Wharton finance professor Jeremy Siegel is calling the end of the 40-year bull market in bonds.
Siegel’s declaration comes as world economies battle the coronavirus pandemic, and the Federal Reserve buys treasurys and mortgage-backed securities to keep the financial markets functioning.
“History has shown that somewhere this liquidity has to come out, and we’re not going to get a free lunch out of this. I think ultimately, it’s going to be the bond holder that’s going to suffer,” he told CNBC’s “Trading Nation” on Tuesday. “That’s certainly not the popular notion right now.”
For now, there’s no inflation.
“Short rates are going to remain very low. The Fed has virtually promised that for a long time,” said Siegel. “But I see a tremendous buildup of liquidity as a result of the measures taken by both the federal government and the Federal Reserve. It’s far more than we ever saw during the financial crisis.“
On Tuesday, the benchmark 10-year Treasury Note yield closed at 0.658%, a 66% plunge so far this year.
He calls the 10-year yield’s plunge under a half percent during the “teeth of the crisis” in early March as the historical low point.
“Forty years of a bull market in bonds. It’s really hard to turn your head around, and say could this be a turning point? But I think history will say yes,” said Siegel. “I see rates rising continuously over the next several years.”
Coronavirus risks sparked a flight to safety into bonds this year.

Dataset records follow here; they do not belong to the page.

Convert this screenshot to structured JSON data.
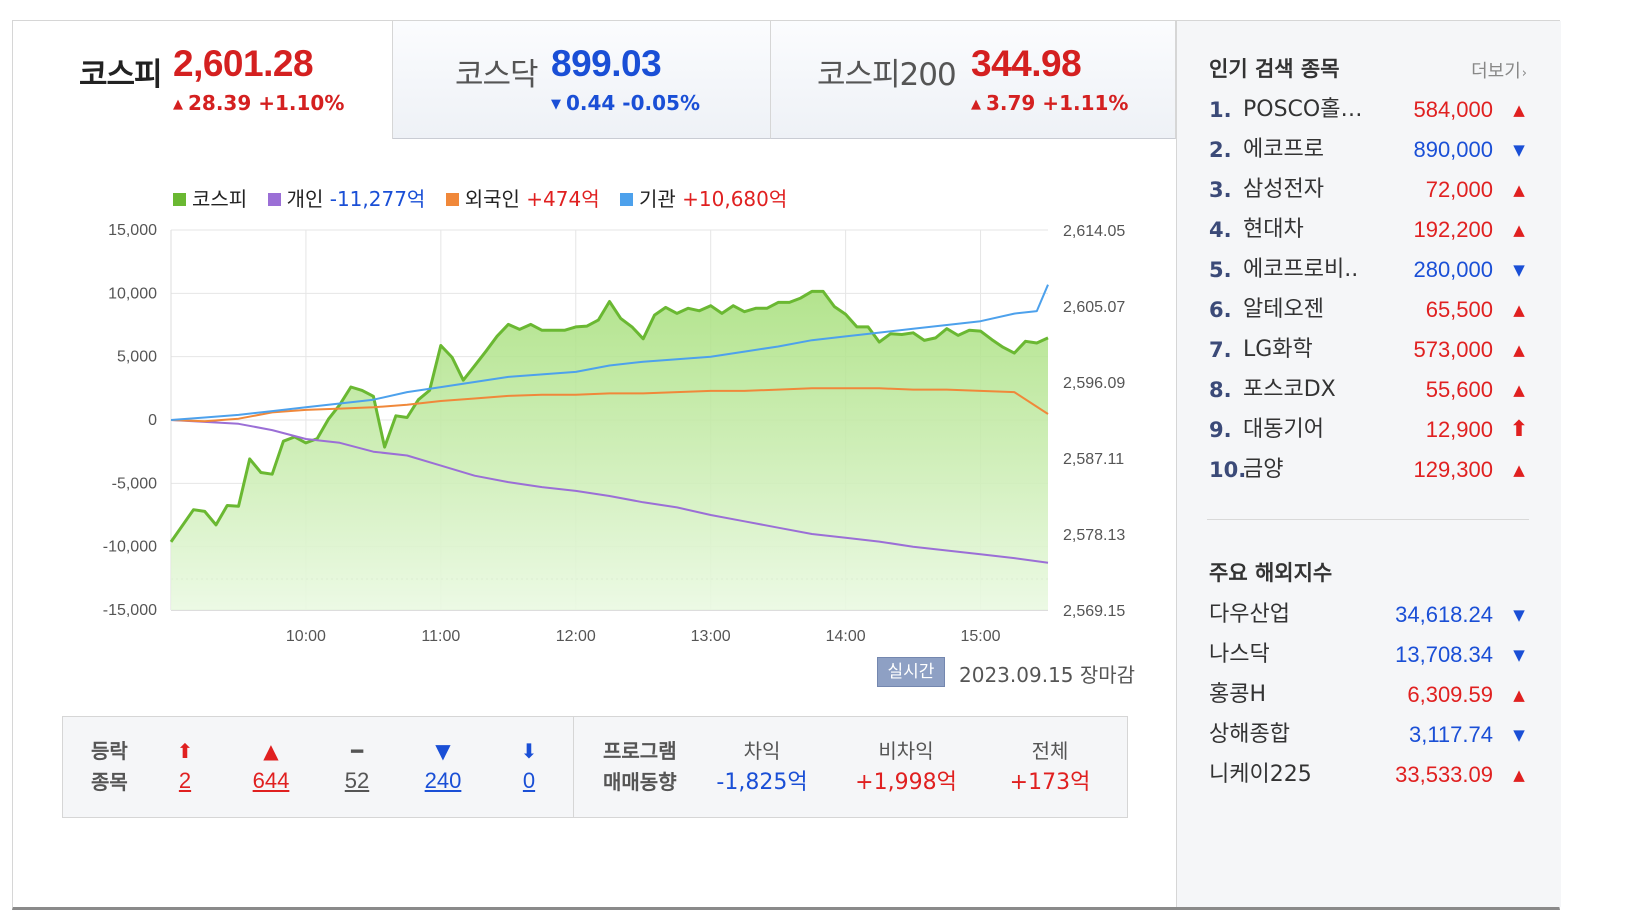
{
  "indices": [
    {
      "name": "코스피",
      "value": "2,601.28",
      "dir": "up",
      "arrow": "▲",
      "change": "28.39 +1.10%",
      "active": true
    },
    {
      "name": "코스닥",
      "value": "899.03",
      "dir": "down",
      "arrow": "▼",
      "change": "0.44 -0.05%",
      "active": false
    },
    {
      "name": "코스피200",
      "value": "344.98",
      "dir": "up",
      "arrow": "▲",
      "change": "3.79 +1.11%",
      "active": false
    }
  ],
  "legend": [
    {
      "label": "코스피",
      "value": "",
      "color": "#6ab832",
      "dir": ""
    },
    {
      "label": "개인",
      "value": "-11,277억",
      "color": "#9b6fd6",
      "dir": "neg"
    },
    {
      "label": "외국인",
      "value": "+474억",
      "color": "#f0883a",
      "dir": "pos"
    },
    {
      "label": "기관",
      "value": "+10,680억",
      "color": "#4da1ec",
      "dir": "pos"
    }
  ],
  "chart_data": {
    "type": "line",
    "title": "",
    "x_ticks": [
      "10:00",
      "11:00",
      "12:00",
      "13:00",
      "14:00",
      "15:00"
    ],
    "y_left_ticks": [
      "15,000",
      "10,000",
      "5,000",
      "0",
      "-5,000",
      "-10,000",
      "-15,000"
    ],
    "y_left_range": [
      -15000,
      15000
    ],
    "y_right_ticks": [
      "2,614.05",
      "2,605.07",
      "2,596.09",
      "2,587.11",
      "2,578.13",
      "2,569.15"
    ],
    "y_right_range": [
      2569.15,
      2614.05
    ],
    "grid": true,
    "legend_position": "top-left",
    "series": [
      {
        "name": "코스피",
        "axis": "right",
        "color": "#6ab832",
        "area": true,
        "x": [
          "09:00",
          "09:10",
          "09:15",
          "09:20",
          "09:25",
          "09:30",
          "09:35",
          "09:40",
          "09:45",
          "09:50",
          "09:55",
          "10:00",
          "10:05",
          "10:10",
          "10:15",
          "10:20",
          "10:25",
          "10:30",
          "10:35",
          "10:40",
          "10:45",
          "10:50",
          "10:55",
          "11:00",
          "11:05",
          "11:10",
          "11:15",
          "11:20",
          "11:25",
          "11:30",
          "11:35",
          "11:40",
          "11:45",
          "11:50",
          "11:55",
          "12:00",
          "12:05",
          "12:10",
          "12:15",
          "12:20",
          "12:25",
          "12:30",
          "12:35",
          "12:40",
          "12:45",
          "12:50",
          "12:55",
          "13:00",
          "13:05",
          "13:10",
          "13:15",
          "13:20",
          "13:25",
          "13:30",
          "13:35",
          "13:40",
          "13:45",
          "13:50",
          "13:55",
          "14:00",
          "14:05",
          "14:10",
          "14:15",
          "14:20",
          "14:25",
          "14:30",
          "14:35",
          "14:40",
          "14:45",
          "14:50",
          "14:55",
          "15:00",
          "15:05",
          "15:10",
          "15:15",
          "15:20",
          "15:25",
          "15:30"
        ],
        "values": [
          2577.2,
          2581.0,
          2580.8,
          2579.2,
          2581.5,
          2581.4,
          2587.0,
          2585.4,
          2585.2,
          2589.1,
          2589.6,
          2588.9,
          2589.4,
          2591.7,
          2593.4,
          2595.5,
          2595.1,
          2594.4,
          2588.4,
          2592.1,
          2591.9,
          2594.0,
          2595.1,
          2600.4,
          2599.0,
          2596.3,
          2598.0,
          2599.7,
          2601.5,
          2602.9,
          2602.3,
          2602.9,
          2602.2,
          2602.2,
          2602.2,
          2602.6,
          2602.7,
          2603.4,
          2605.6,
          2603.6,
          2602.6,
          2601.2,
          2604.0,
          2604.9,
          2604.2,
          2604.8,
          2604.5,
          2605.1,
          2604.2,
          2605.1,
          2604.4,
          2604.8,
          2604.8,
          2605.5,
          2605.5,
          2606.0,
          2606.8,
          2606.8,
          2605.0,
          2604.1,
          2602.6,
          2602.6,
          2600.8,
          2601.8,
          2601.7,
          2601.9,
          2601.0,
          2601.3,
          2602.4,
          2601.6,
          2602.2,
          2602.1,
          2601.1,
          2600.2,
          2599.5,
          2600.9,
          2600.7,
          2601.3
        ]
      },
      {
        "name": "개인",
        "axis": "left",
        "color": "#9b6fd6",
        "x": [
          "09:00",
          "09:30",
          "09:45",
          "10:00",
          "10:15",
          "10:30",
          "10:45",
          "11:00",
          "11:15",
          "11:30",
          "11:45",
          "12:00",
          "12:15",
          "12:30",
          "12:45",
          "13:00",
          "13:15",
          "13:30",
          "13:45",
          "14:00",
          "14:15",
          "14:30",
          "14:45",
          "15:00",
          "15:15",
          "15:30"
        ],
        "values": [
          0,
          -300,
          -800,
          -1500,
          -1800,
          -2500,
          -2800,
          -3600,
          -4400,
          -4900,
          -5300,
          -5600,
          -6000,
          -6500,
          -6900,
          -7500,
          -8000,
          -8500,
          -9000,
          -9300,
          -9600,
          -10000,
          -10300,
          -10600,
          -10900,
          -11277
        ]
      },
      {
        "name": "외국인",
        "axis": "left",
        "color": "#f0883a",
        "x": [
          "09:00",
          "09:15",
          "09:30",
          "09:45",
          "10:00",
          "10:15",
          "10:30",
          "10:45",
          "11:00",
          "11:15",
          "11:30",
          "11:45",
          "12:00",
          "12:15",
          "12:30",
          "12:45",
          "13:00",
          "13:15",
          "13:30",
          "13:45",
          "14:00",
          "14:15",
          "14:30",
          "14:45",
          "15:00",
          "15:15",
          "15:30"
        ],
        "values": [
          0,
          -100,
          100,
          600,
          800,
          900,
          1000,
          1200,
          1500,
          1700,
          1900,
          2000,
          2000,
          2100,
          2100,
          2200,
          2300,
          2300,
          2400,
          2500,
          2500,
          2500,
          2400,
          2400,
          2300,
          2200,
          474
        ]
      },
      {
        "name": "기관",
        "axis": "left",
        "color": "#4da1ec",
        "x": [
          "09:00",
          "09:15",
          "09:30",
          "09:45",
          "10:00",
          "10:15",
          "10:30",
          "10:45",
          "11:00",
          "11:15",
          "11:30",
          "11:45",
          "12:00",
          "12:15",
          "12:30",
          "12:45",
          "13:00",
          "13:15",
          "13:30",
          "13:45",
          "14:00",
          "14:15",
          "14:30",
          "14:45",
          "15:00",
          "15:15",
          "15:25",
          "15:30"
        ],
        "values": [
          0,
          200,
          400,
          700,
          1000,
          1300,
          1600,
          2200,
          2600,
          3000,
          3400,
          3600,
          3800,
          4300,
          4600,
          4800,
          5000,
          5400,
          5800,
          6300,
          6600,
          6900,
          7200,
          7500,
          7800,
          8400,
          8600,
          10680
        ]
      }
    ]
  },
  "chart_footer": {
    "badge": "실시간",
    "date": "2023.09.15 장마감"
  },
  "rise_fall": {
    "label_line1": "등락",
    "label_line2": "종목",
    "items": [
      {
        "icon": "limit-up-icon",
        "glyph": "⬆",
        "count": "2",
        "color": "#e02020"
      },
      {
        "icon": "up-triangle-icon",
        "glyph": "▲",
        "count": "644",
        "color": "#e02020"
      },
      {
        "icon": "flat-dash-icon",
        "glyph": "━",
        "count": "52",
        "color": "#555555"
      },
      {
        "icon": "down-triangle-icon",
        "glyph": "▼",
        "count": "240",
        "color": "#1a4fd6"
      },
      {
        "icon": "limit-down-icon",
        "glyph": "⬇",
        "count": "0",
        "color": "#1a4fd6"
      }
    ]
  },
  "program": {
    "label_line1": "프로그램",
    "label_line2": "매매동향",
    "items": [
      {
        "header": "차익",
        "value": "-1,825억",
        "color": "#1a4fd6"
      },
      {
        "header": "비차익",
        "value": "+1,998억",
        "color": "#e02020"
      },
      {
        "header": "전체",
        "value": "+173억",
        "color": "#e02020"
      }
    ]
  },
  "popular": {
    "title": "인기 검색 종목",
    "more": "더보기",
    "items": [
      {
        "rank": "1.",
        "name": "POSCO홀…",
        "price": "584,000",
        "icon": "up-triangle-icon",
        "arrow": "▲",
        "dir": "up"
      },
      {
        "rank": "2.",
        "name": "에코프로",
        "price": "890,000",
        "icon": "down-triangle-icon",
        "arrow": "▼",
        "dir": "dn"
      },
      {
        "rank": "3.",
        "name": "삼성전자",
        "price": "72,000",
        "icon": "up-triangle-icon",
        "arrow": "▲",
        "dir": "up"
      },
      {
        "rank": "4.",
        "name": "현대차",
        "price": "192,200",
        "icon": "up-triangle-icon",
        "arrow": "▲",
        "dir": "up"
      },
      {
        "rank": "5.",
        "name": "에코프로비..",
        "price": "280,000",
        "icon": "down-triangle-icon",
        "arrow": "▼",
        "dir": "dn"
      },
      {
        "rank": "6.",
        "name": "알테오젠",
        "price": "65,500",
        "icon": "up-triangle-icon",
        "arrow": "▲",
        "dir": "up"
      },
      {
        "rank": "7.",
        "name": "LG화학",
        "price": "573,000",
        "icon": "up-triangle-icon",
        "arrow": "▲",
        "dir": "up"
      },
      {
        "rank": "8.",
        "name": "포스코DX",
        "price": "55,600",
        "icon": "up-triangle-icon",
        "arrow": "▲",
        "dir": "up"
      },
      {
        "rank": "9.",
        "name": "대동기어",
        "price": "12,900",
        "icon": "limit-up-icon",
        "arrow": "⬆",
        "dir": "up"
      },
      {
        "rank": "10.",
        "name": "금양",
        "price": "129,300",
        "icon": "up-triangle-icon",
        "arrow": "▲",
        "dir": "up"
      }
    ]
  },
  "global": {
    "title": "주요 해외지수",
    "items": [
      {
        "name": "다우산업",
        "value": "34,618.24",
        "icon": "down-triangle-icon",
        "arrow": "▼",
        "dir": "dn"
      },
      {
        "name": "나스닥",
        "value": "13,708.34",
        "icon": "down-triangle-icon",
        "arrow": "▼",
        "dir": "dn"
      },
      {
        "name": "홍콩H",
        "value": "6,309.59",
        "icon": "up-triangle-icon",
        "arrow": "▲",
        "dir": "up"
      },
      {
        "name": "상해종합",
        "value": "3,117.74",
        "icon": "down-triangle-icon",
        "arrow": "▼",
        "dir": "dn"
      },
      {
        "name": "니케이225",
        "value": "33,533.09",
        "icon": "up-triangle-icon",
        "arrow": "▲",
        "dir": "up"
      }
    ]
  },
  "colors": {
    "up": "#e02020",
    "down": "#1a4fd6",
    "kospi_fill_top": "#a6df7a",
    "kospi_fill_bottom": "#eaf9e2"
  }
}
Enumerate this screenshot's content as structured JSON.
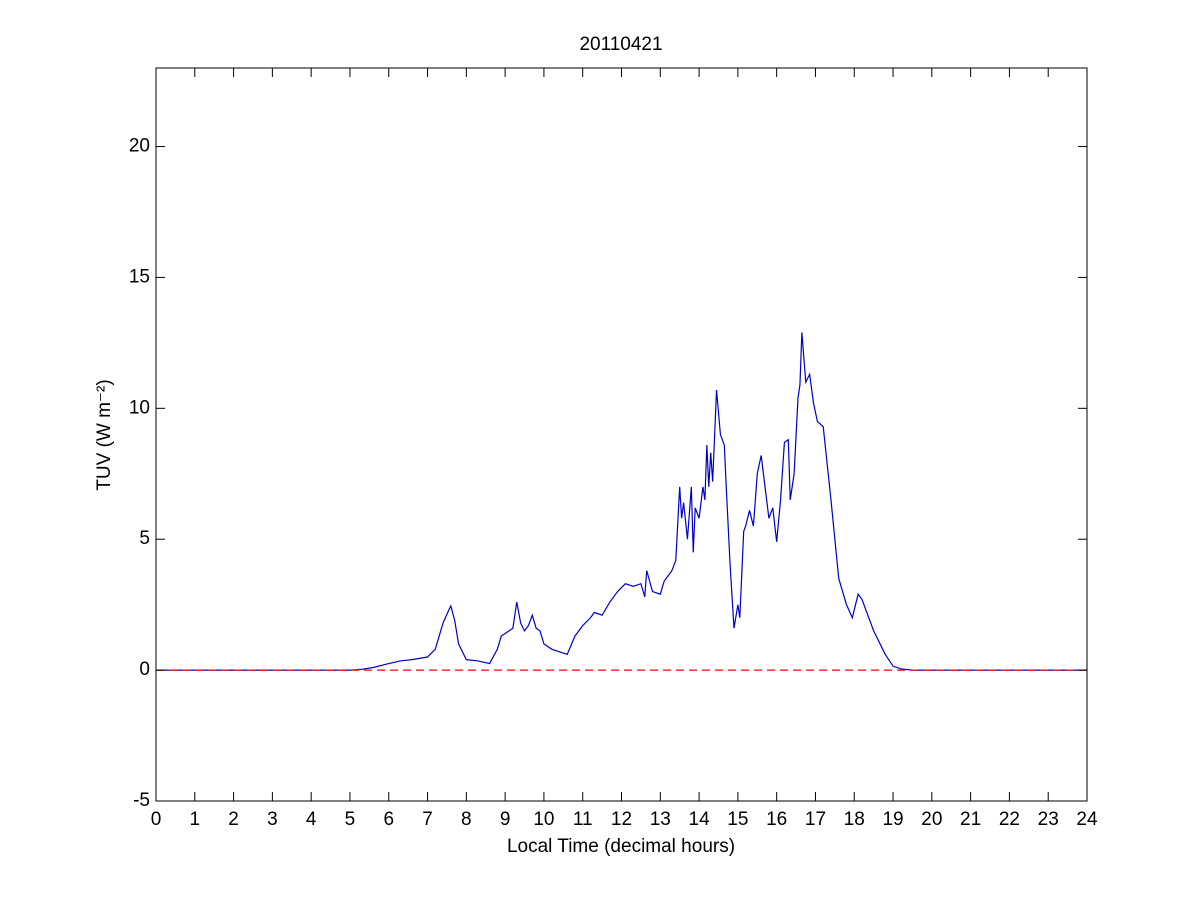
{
  "chart_data": {
    "type": "line",
    "title": "20110421",
    "x_label": "Local Time (decimal hours)",
    "y_label": "TUV (W m⁻²)",
    "xlim": [
      0,
      24
    ],
    "ylim": [
      -5,
      23
    ],
    "xticks": [
      0,
      1,
      2,
      3,
      4,
      5,
      6,
      7,
      8,
      9,
      10,
      11,
      12,
      13,
      14,
      15,
      16,
      17,
      18,
      19,
      20,
      21,
      22,
      23,
      24
    ],
    "yticks": [
      -5,
      0,
      5,
      10,
      15,
      20
    ],
    "grid": false,
    "series": [
      {
        "color": "#0000c8",
        "dashed": false,
        "x": [
          0,
          5,
          5.3,
          5.6,
          6,
          6.3,
          6.6,
          7,
          7.2,
          7.4,
          7.55,
          7.6,
          7.7,
          7.8,
          8,
          8.3,
          8.6,
          8.8,
          8.9,
          9.1,
          9.2,
          9.3,
          9.4,
          9.5,
          9.6,
          9.7,
          9.8,
          9.9,
          10,
          10.2,
          10.4,
          10.6,
          10.8,
          11,
          11.2,
          11.3,
          11.5,
          11.7,
          11.9,
          12.1,
          12.3,
          12.5,
          12.6,
          12.65,
          12.8,
          13,
          13.1,
          13.3,
          13.4,
          13.5,
          13.55,
          13.6,
          13.7,
          13.8,
          13.85,
          13.9,
          14,
          14.1,
          14.15,
          14.2,
          14.25,
          14.3,
          14.35,
          14.45,
          14.55,
          14.65,
          14.7,
          14.8,
          14.9,
          15,
          15.05,
          15.15,
          15.2,
          15.3,
          15.4,
          15.5,
          15.6,
          15.7,
          15.8,
          15.9,
          16,
          16.1,
          16.2,
          16.3,
          16.35,
          16.45,
          16.55,
          16.6,
          16.65,
          16.75,
          16.85,
          16.95,
          17.05,
          17.2,
          17.4,
          17.6,
          17.8,
          17.95,
          18.1,
          18.2,
          18.5,
          18.8,
          19,
          19.2,
          19.5,
          24
        ],
        "values": [
          0,
          0,
          0.03,
          0.1,
          0.25,
          0.35,
          0.4,
          0.5,
          0.8,
          1.8,
          2.3,
          2.45,
          1.9,
          1,
          0.4,
          0.35,
          0.25,
          0.8,
          1.3,
          1.5,
          1.6,
          2.6,
          1.8,
          1.5,
          1.7,
          2.1,
          1.6,
          1.5,
          1,
          0.8,
          0.7,
          0.6,
          1.3,
          1.7,
          2,
          2.2,
          2.1,
          2.6,
          3,
          3.3,
          3.2,
          3.3,
          2.8,
          3.8,
          3,
          2.9,
          3.4,
          3.8,
          4.2,
          7,
          5.8,
          6.4,
          5,
          7,
          4.5,
          6.2,
          5.8,
          7,
          6.5,
          8.6,
          7,
          8.3,
          7.2,
          10.7,
          9,
          8.6,
          7,
          4,
          1.6,
          2.5,
          2,
          5.3,
          5.5,
          6.1,
          5.5,
          7.5,
          8.2,
          7,
          5.8,
          6.2,
          4.9,
          6.5,
          8.7,
          8.8,
          6.5,
          7.5,
          10.4,
          10.9,
          12.9,
          11,
          11.3,
          10.2,
          9.5,
          9.3,
          6.5,
          3.5,
          2.5,
          2,
          2.9,
          2.7,
          1.5,
          0.6,
          0.15,
          0.05,
          0,
          0
        ]
      },
      {
        "color": "#ff0000",
        "dashed": true,
        "x": [
          0,
          24
        ],
        "values": [
          0,
          0
        ]
      }
    ]
  }
}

Paired with massive fiscal and monetary stimulus, Treasury yields fell to record lows.
“They’re [bond holders] are going to be paying for the battle against coronavirus in terms of diminishment of their purchasing power,” he said, alluding to an inflation comeback that he believes will start in 2021.
Siegel, the long-time stock market bull who led 2016’s Dow 20,000 rally cry, took a step back from his optimistic forecast last winter and warned investors the coronavirus would cause havoc.
Now, it’s the bond market grabbing his attention.
“It’s been a long, 40-year bull market in bonds,” Siegel said. “It peaked in 1981 with the 10-year [yield] at 16%. I think we will look back at this as the end of the bull market in bonds.”
Wharton finance professor Jeremy Siegel expects the interest rate on bonds and inflation to significantly rise over the next several years.